With this as the context, we designed a PPM model to optimise the involvement of for-profit allopathic PPs in RNTCP in a south Indian district. The study was conducted in four phases to improve referrals of presumptive pulmonary TB patients from PPs to RNTCP for sputum smear microscopy, and notification of TB patients to RNTCP who were either diagnosed and/or started on private TB treatment by PPs.

Methodology

 (i) Pre-conditions phase (2012-2013): We assessed the involvement of formal for-profit allopathic PPs in RNTCP in terms of referrals of presumptive pulmonary TB patients through review of RNTCP reports and registers.

(ii) Pre-implementation (2013-2014): In-depth interviews were conducted with stakeholders (PPs, TB patients, and RNTCP staff and managers) to understand the barriers for PPM implementation and PP’s referred modes of collaboration.

(iii) Implementation phase (2014-2015): 316 PPs were identified through census and they were randomly allocated to an intervention and a control group. Activities where aimed at improving the collaboration between PPs and RNTCP. We chose randomised contrl trial to evaluate the intervention by proportionate random allocation of PPs practicing in the study area to an intervention and a control group.

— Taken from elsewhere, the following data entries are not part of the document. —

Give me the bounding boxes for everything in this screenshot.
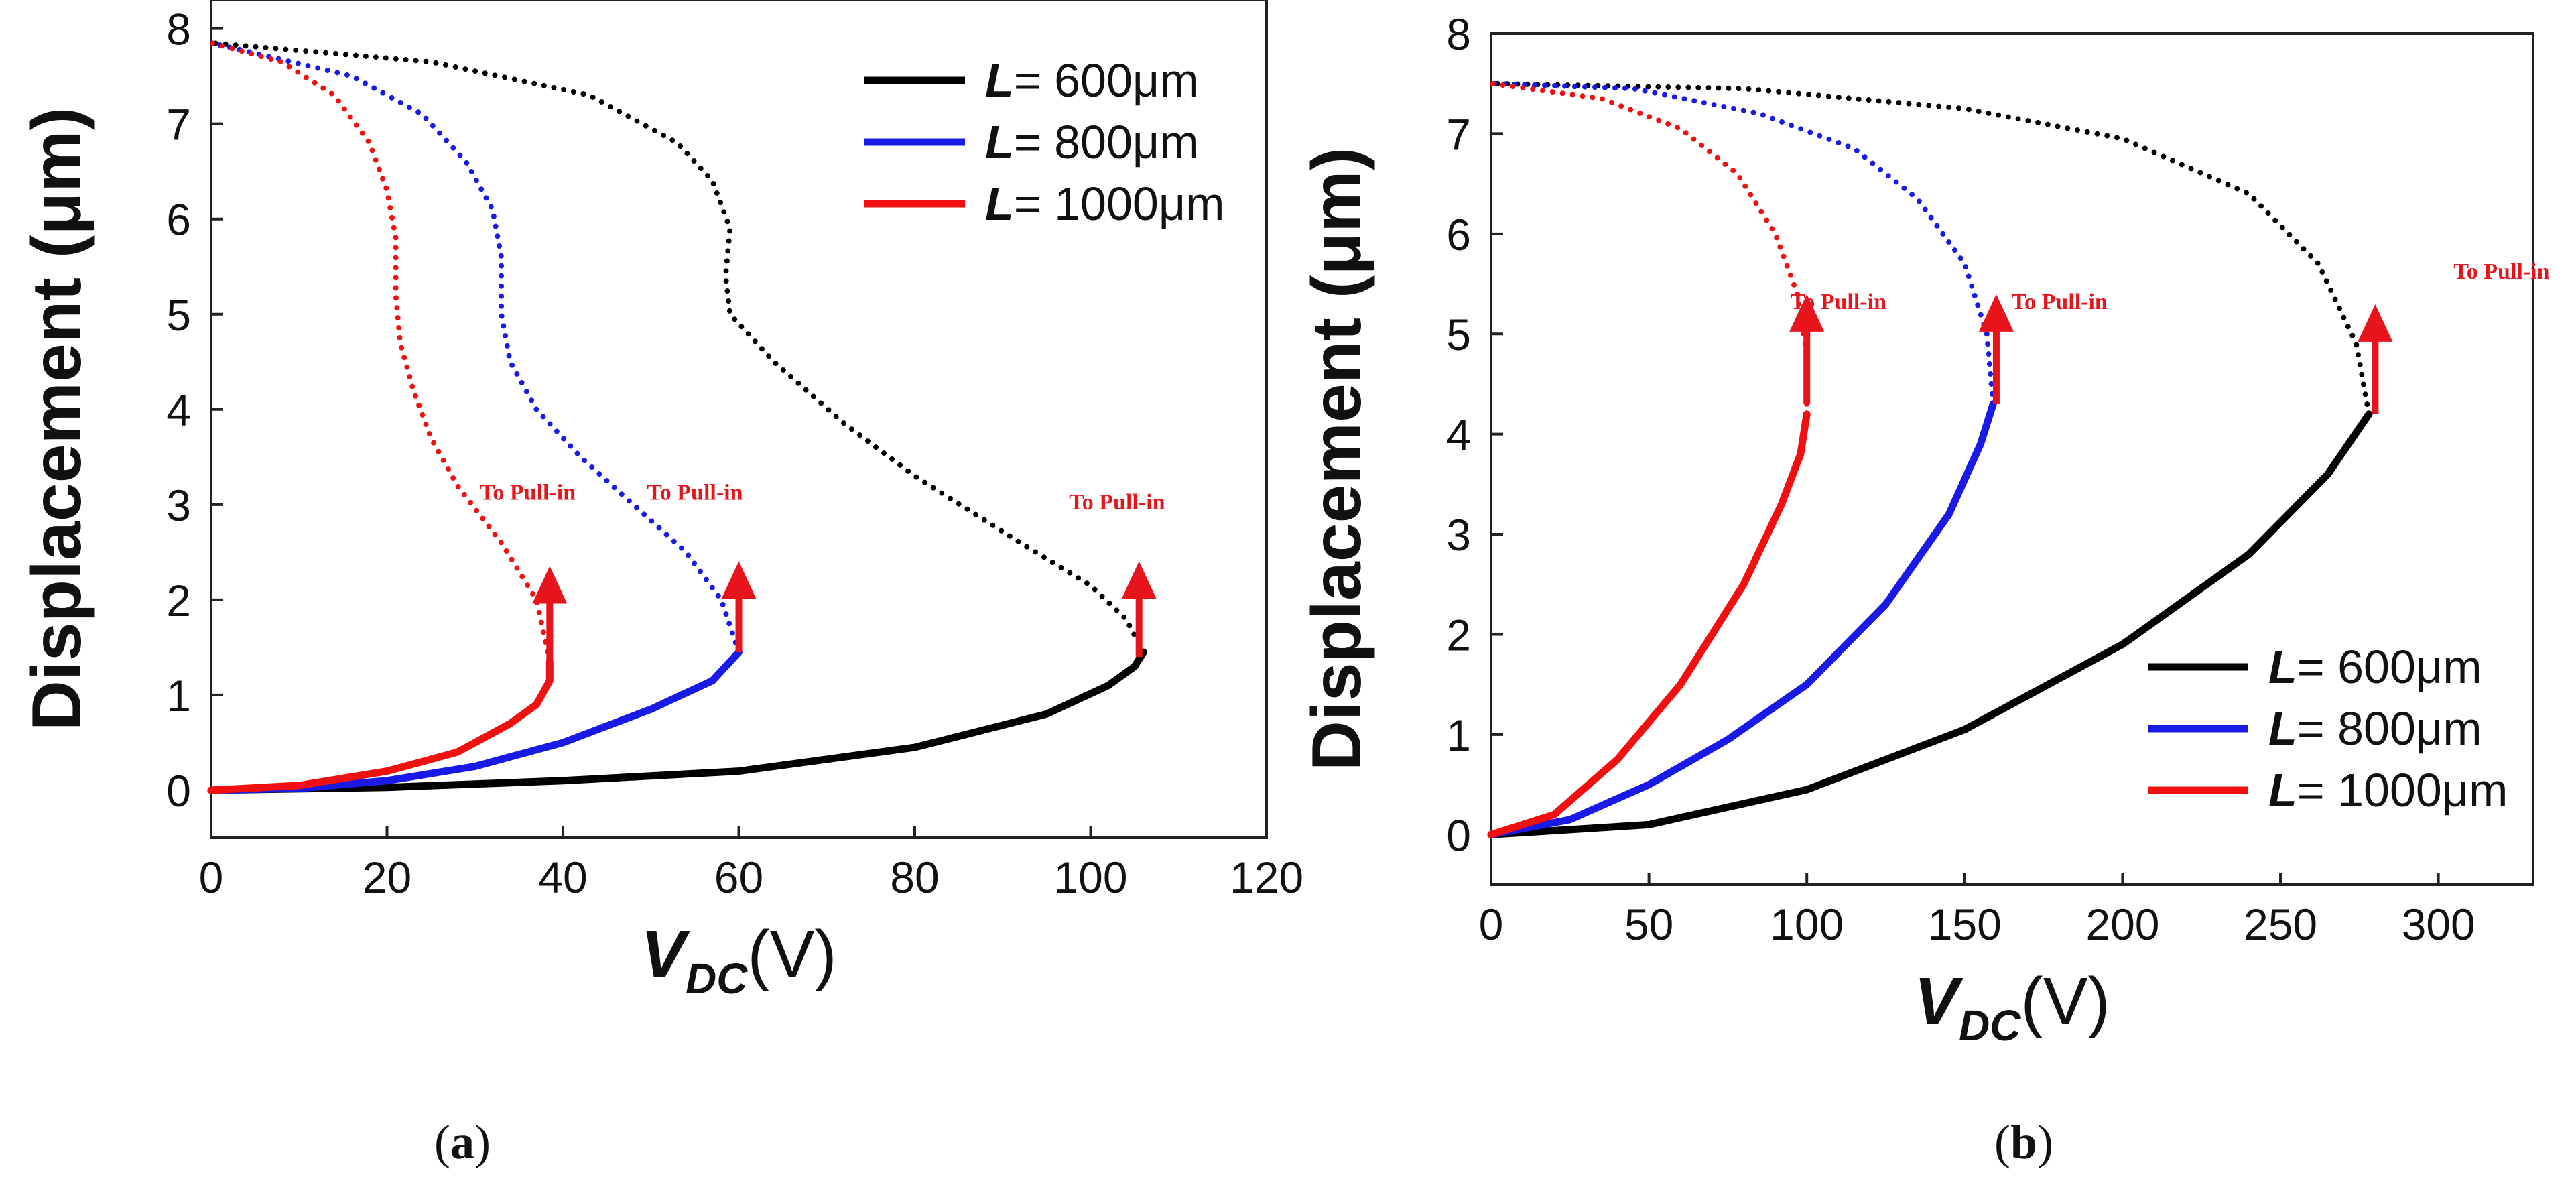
y-axis: 0 1 2 3 4 5 6 7 8	[1446, 9, 1503, 860]
series-2	[1487, 80, 1997, 838]
pull-in-label: To Pull-in	[647, 481, 743, 505]
x-tick-label: 250	[2244, 899, 2317, 949]
y-tick-label: 7	[1446, 109, 1471, 159]
pull-in-label: To Pull-in	[2453, 259, 2549, 284]
x-tick-label: 50	[1624, 899, 1673, 949]
series-line-unstable	[1488, 80, 2372, 417]
y-tick-label: 4	[1446, 410, 1471, 460]
legend-label: L= 1000μm	[2268, 764, 2508, 816]
x-tick-label: 0	[199, 853, 224, 902]
y-tick-label: 7	[166, 100, 191, 149]
chart-panel-b: 0 50 100 150 200 250 300 0 1 2 3 4 5 6 7 8 VDC(V) Displac…	[1298, 9, 2550, 1050]
pull-in-annotation: To Pull-in	[1069, 490, 1165, 658]
series-1	[1487, 80, 2373, 838]
x-tick-label: 200	[2085, 899, 2159, 949]
legend: L= 600μm L= 800μm L= 1000μm	[2148, 641, 2508, 816]
series-line-unstable	[1488, 80, 1996, 407]
series-line-unstable	[1488, 80, 1810, 417]
y-tick-label: 8	[1446, 9, 1471, 59]
y-tick-label: 0	[1446, 810, 1471, 860]
x-tick-label: 150	[1928, 899, 2002, 949]
x-tick-label: 60	[714, 853, 763, 902]
x-axis-title: VDC(V)	[641, 917, 836, 1003]
y-tick-label: 6	[166, 195, 191, 245]
pull-in-annotation: To Pull-in	[2358, 259, 2550, 414]
legend: L= 600μm L= 800μm L= 1000μm	[864, 54, 1224, 230]
pull-in-arrow-head	[1121, 561, 1157, 599]
x-tick-label: 0	[1479, 899, 1504, 949]
x-tick-label: 40	[538, 853, 587, 902]
y-tick-label: 6	[1446, 210, 1471, 259]
pull-in-annotation: To Pull-in	[647, 481, 757, 653]
x-tick-label: 300	[2402, 899, 2475, 949]
series-line-unstable	[208, 40, 1147, 655]
pull-in-arrow-head	[1978, 294, 2014, 332]
y-tick-label: 2	[1446, 610, 1471, 660]
series-2	[207, 40, 743, 794]
pull-in-annotation: To Pull-in	[480, 481, 576, 681]
pull-in-label: To Pull-in	[1791, 290, 1886, 314]
series-line-stable	[207, 648, 743, 794]
pull-in-arrow-head	[1789, 294, 1825, 332]
x-axis-title: VDC(V)	[1914, 964, 2110, 1050]
x-tick-label: 20	[363, 853, 411, 902]
y-tick-label: 1	[1446, 710, 1471, 760]
y-tick-label: 1	[166, 671, 191, 721]
y-tick-label: 2	[166, 576, 191, 625]
pull-in-arrow-head	[532, 566, 568, 604]
pull-in-label: To Pull-in	[480, 481, 576, 505]
y-tick-label: 5	[1446, 310, 1471, 359]
x-tick-label: 100	[1053, 853, 1127, 902]
y-axis: 0 1 2 3 4 5 6 7 8	[166, 5, 223, 816]
pull-in-arrow-head	[2358, 304, 2393, 342]
legend-label: L= 800μm	[985, 116, 1199, 168]
series-line-unstable	[208, 40, 742, 655]
pull-in-annotation: To Pull-in	[1978, 290, 2108, 404]
y-tick-label: 0	[166, 766, 191, 816]
y-axis-title: Displacement (μm)	[18, 107, 96, 731]
series-line-stable	[207, 648, 1147, 794]
series-line-stable	[207, 658, 554, 794]
panel-label-a: (a)	[434, 1115, 491, 1169]
pull-in-label: To Pull-in	[1069, 490, 1165, 515]
chart-panel-a: 0 20 40 60 80 100 120 0 1 2 3 4 5 6 7 8 VDC(V) Displaceme…	[18, 0, 1303, 1003]
x-tick-label: 120	[1230, 853, 1303, 902]
plot-frame	[1490, 32, 2534, 886]
pull-in-label: To Pull-in	[2012, 290, 2108, 314]
series-line-stable	[1487, 400, 1997, 838]
series-line-unstable	[208, 40, 553, 665]
series-3	[207, 40, 554, 794]
x-axis: 0 20 40 60 80 100 120	[199, 826, 1303, 902]
x-axis: 0 50 100 150 200 250 300	[1479, 873, 2475, 949]
legend-label: L= 1000μm	[985, 178, 1224, 230]
panel-label-b: (b)	[1994, 1115, 2053, 1169]
y-tick-label: 8	[166, 5, 191, 54]
x-tick-label: 80	[890, 853, 939, 902]
y-tick-label: 4	[166, 385, 191, 435]
y-tick-label: 3	[1446, 510, 1471, 560]
y-tick-label: 5	[166, 290, 191, 340]
series-line-stable	[1487, 410, 1811, 838]
legend-label: L= 600μm	[985, 54, 1199, 107]
pull-in-annotation: To Pull-in	[1789, 290, 1886, 404]
y-axis-title: Displacement (μm)	[1298, 147, 1376, 771]
series-line-stable	[1487, 410, 2373, 838]
y-tick-label: 3	[166, 481, 191, 530]
x-tick-label: 100	[1770, 899, 1844, 949]
legend-label: L= 800μm	[2268, 702, 2482, 755]
series-1	[207, 40, 1147, 794]
legend-label: L= 600μm	[2268, 641, 2482, 693]
pull-in-arrow-head	[721, 561, 757, 599]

(iv) Maintenance Phase (2016-2017): The positive findings from the study were integrated into the programme. During the project, the capacity of RNTCP staff was built to collaborate with PPs which enabled them to adapt the positive findings from the study.

Results

The duration of the intervention was 12 months starting from December 2014. As main outcomes, we assessed the proportion of PPs referring presumptive TB cases to RNTCP and the proportion of PPs notifying TB cases on private treatment to the RNTCP, in the intervention versus control group at the end of the intervention. During the study period, PPs referred 836 patients and 176 were diagnosed with pulmonary TB. The proportion of referring PPs, mean referral rate per PP-year and smear-positive TB case-finding rate per PP-year were significantly higher in the intervention arm than the control arm. PP’s referrals contributed to 20% of the sputum-positive pulmonary TB patients detected by RNTCP in study area (14% were from intervention arm PPs).

Conclusion

We demonstrated that a system-oriented intervention implemented by RNTCP staff based on the establishment of a strong referral and communication system with PPs, improved PP’s referrals of presumptive pulmonary TB patients to RNTCP. Our study conducted in routine programmatic settings provides important information about the systemic impediments that affects engaging PPs in public health programmes. Nonetheless, replication warrants examination because the ability of a programme to transplant its model from one context to another context. Based on the outcomes of this study, intervention is extended to the control arm in the study area. Further, the model is rolled out and evaluated in rural parts of the same district.